= Lungiswa Gqunta =

South African sculptor and visual artist

Lungiswa Gqunta (born 1990) is a South African sculptor and visual artist. Her work has been shown in several galleries and exhibitions including Zeitz Museum of Contemporary Art Africa, Johannesburg Art Gallery, Kunsthal Zurich and Nelson Mandela Metropolitan University, University of Cape Town.

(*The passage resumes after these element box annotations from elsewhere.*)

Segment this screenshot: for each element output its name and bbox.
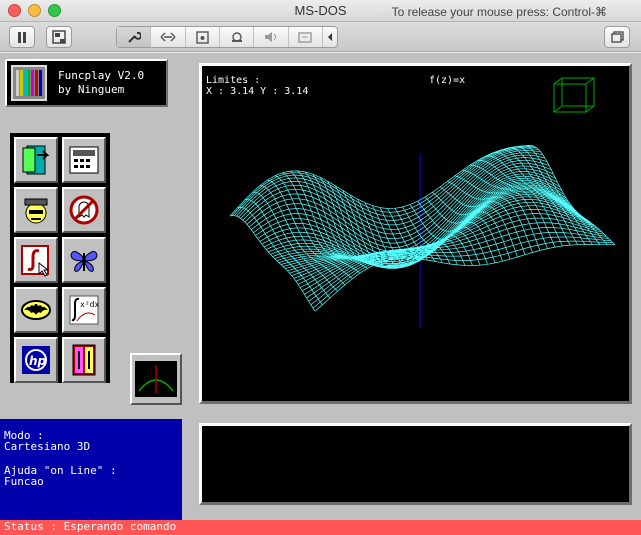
status-bar: Status : Esperando comando	[0, 520, 641, 535]
dos-screen[interactable]: Funcplay V2.0 by Ninguem x²dx hp Limites…	[0, 53, 641, 535]
tool-segmented-control	[116, 26, 338, 48]
hp-logo-icon: hp	[22, 346, 50, 374]
settings-tool-button[interactable]	[117, 27, 152, 47]
view-cube-icon	[553, 77, 595, 113]
floppy-button[interactable]	[186, 27, 220, 47]
disk-icon	[52, 30, 66, 44]
color-stripe	[19, 70, 23, 96]
butterfly-icon	[70, 251, 98, 272]
arrows-icon	[160, 32, 176, 42]
mode-info-panel: Modo : Cartesiano 3D Ajuda "on Line" : F…	[0, 419, 182, 520]
speaker-icon	[264, 32, 276, 42]
color-stripe	[27, 70, 31, 96]
disk-button[interactable]	[46, 26, 72, 48]
detective-tool[interactable]	[14, 187, 58, 233]
app-title: Funcplay V2.0 by Ninguem	[58, 69, 144, 97]
detective-face-icon	[24, 198, 48, 224]
window-icon	[610, 31, 624, 43]
color-bars-icon	[11, 65, 47, 101]
color-stripe	[16, 70, 19, 96]
borland-turbo-icon	[72, 344, 96, 376]
output-panel	[199, 423, 632, 505]
ajuda-value: Funcao	[4, 475, 44, 488]
no-ghost-icon	[69, 195, 99, 225]
color-stripe	[23, 70, 27, 96]
svg-text:x²dx: x²dx	[80, 300, 99, 309]
door-exit-icon	[22, 145, 50, 175]
wrench-icon	[127, 31, 141, 43]
app-logo-panel: Funcplay V2.0 by Ninguem	[5, 59, 168, 107]
integral-tool[interactable]	[14, 237, 58, 283]
floppy-icon	[196, 30, 209, 44]
camera-icon	[231, 32, 242, 42]
color-stripe	[35, 70, 39, 96]
release-mouse-hint: To release your mouse press: Control-⌘	[391, 5, 607, 19]
volume-button[interactable]	[254, 27, 289, 47]
plot-viewport[interactable]: Limites : X : 3.14 Y : 3.14 f(z)=x	[199, 63, 632, 404]
batman-tool[interactable]	[14, 287, 58, 333]
butterfly-tool[interactable]	[62, 237, 106, 283]
tool-palette: x²dx hp	[10, 133, 110, 383]
cursor-integral-icon	[21, 245, 50, 277]
color-stripe	[39, 70, 43, 96]
rotate-icon	[298, 31, 312, 43]
calculator-icon	[69, 146, 99, 174]
collapse-toolbar-button[interactable]	[323, 27, 337, 47]
window-mode-button[interactable]	[604, 26, 630, 48]
pause-button[interactable]	[9, 26, 35, 48]
surface-plot	[229, 77, 616, 328]
pause-icon	[18, 31, 26, 43]
app-title-line2: by Ninguem	[58, 83, 125, 96]
integral-formula-icon: x²dx	[69, 295, 99, 325]
axis-preview-icon	[135, 361, 177, 397]
color-stripe	[31, 70, 35, 96]
capture-button[interactable]	[220, 27, 255, 47]
window-titlebar: MS-DOS To release your mouse press: Cont…	[0, 0, 641, 22]
borland-turbo-tool[interactable]	[62, 337, 106, 383]
surface-mesh	[229, 145, 616, 312]
formula-tool[interactable]: x²dx	[62, 287, 106, 333]
ghostbusters-tool[interactable]	[62, 187, 106, 233]
rotate-button[interactable]	[289, 27, 323, 47]
svg-text:hp: hp	[29, 354, 47, 368]
mouse-capture-button[interactable]	[151, 27, 186, 47]
app-title-line1: Funcplay V2.0	[58, 69, 145, 82]
calculator-tool[interactable]	[62, 137, 106, 183]
hp-tool[interactable]: hp	[14, 337, 58, 383]
exit-door-tool[interactable]	[14, 137, 58, 183]
modo-value: Cartesiano 3D	[4, 440, 91, 453]
view-rotation-control[interactable]	[130, 353, 182, 405]
chevron-left-icon	[327, 33, 332, 41]
emulator-toolbar	[0, 22, 641, 52]
bat-logo-icon	[21, 300, 51, 320]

== Early years and education ==
Gqunta was born in 1990 at Port Elizabeth, South Africa. She attended the Nelson Mandela Metropolitan University and graduated in 2012 with a bachelor's degree. In 2017, she received an MFA from the Michaelis School of Fine Arts in Cape Town.

== Career ==
Gqunta is a founding member of iQhiya Collective, a network of young black female artists based in Cape Town and Johannesburg, South Africa. Her work investigates colonial landscapes and the spatial legacies that result from them. She uses found materials including empty beer bottles, petrol, torn bed sheets and worn wooden bed frames to create designs that expresses different forms of violence and the systemic inequality in South Africa. She has shown her work with some galleries in South Africa including Zeitz Museum of Contemporary Art Africa and the Johannesburg Art Gallery (JAG).

== Exhibitions ==
She has exhibited her work both locally and internationally. Some of the solo and group exhibitions she has participated in include:

- Qokobe (2016)
- Whatiftheworld Gallery, Cape Town (2016)
- Manifesta 12 biennial, Palermo, Sicily, Italy
- Istanbul Biennial (2017)
- Not a Single Story II at the Wanas Konst Museum in Sweden
- Stranger's Location at the Michaelis Galleries (2017)
- Young Now at Hazard Gallery (2017)
- Everyday Anomaly at Whatiftheworld Gallery (2017)
- Qwitha (2018)

== Residencies ==

- Rijksakademie van beeldende kunsten in Amsterdam
- Grassworks

== Personal life ==
Gqunta lives and works in Cape Town.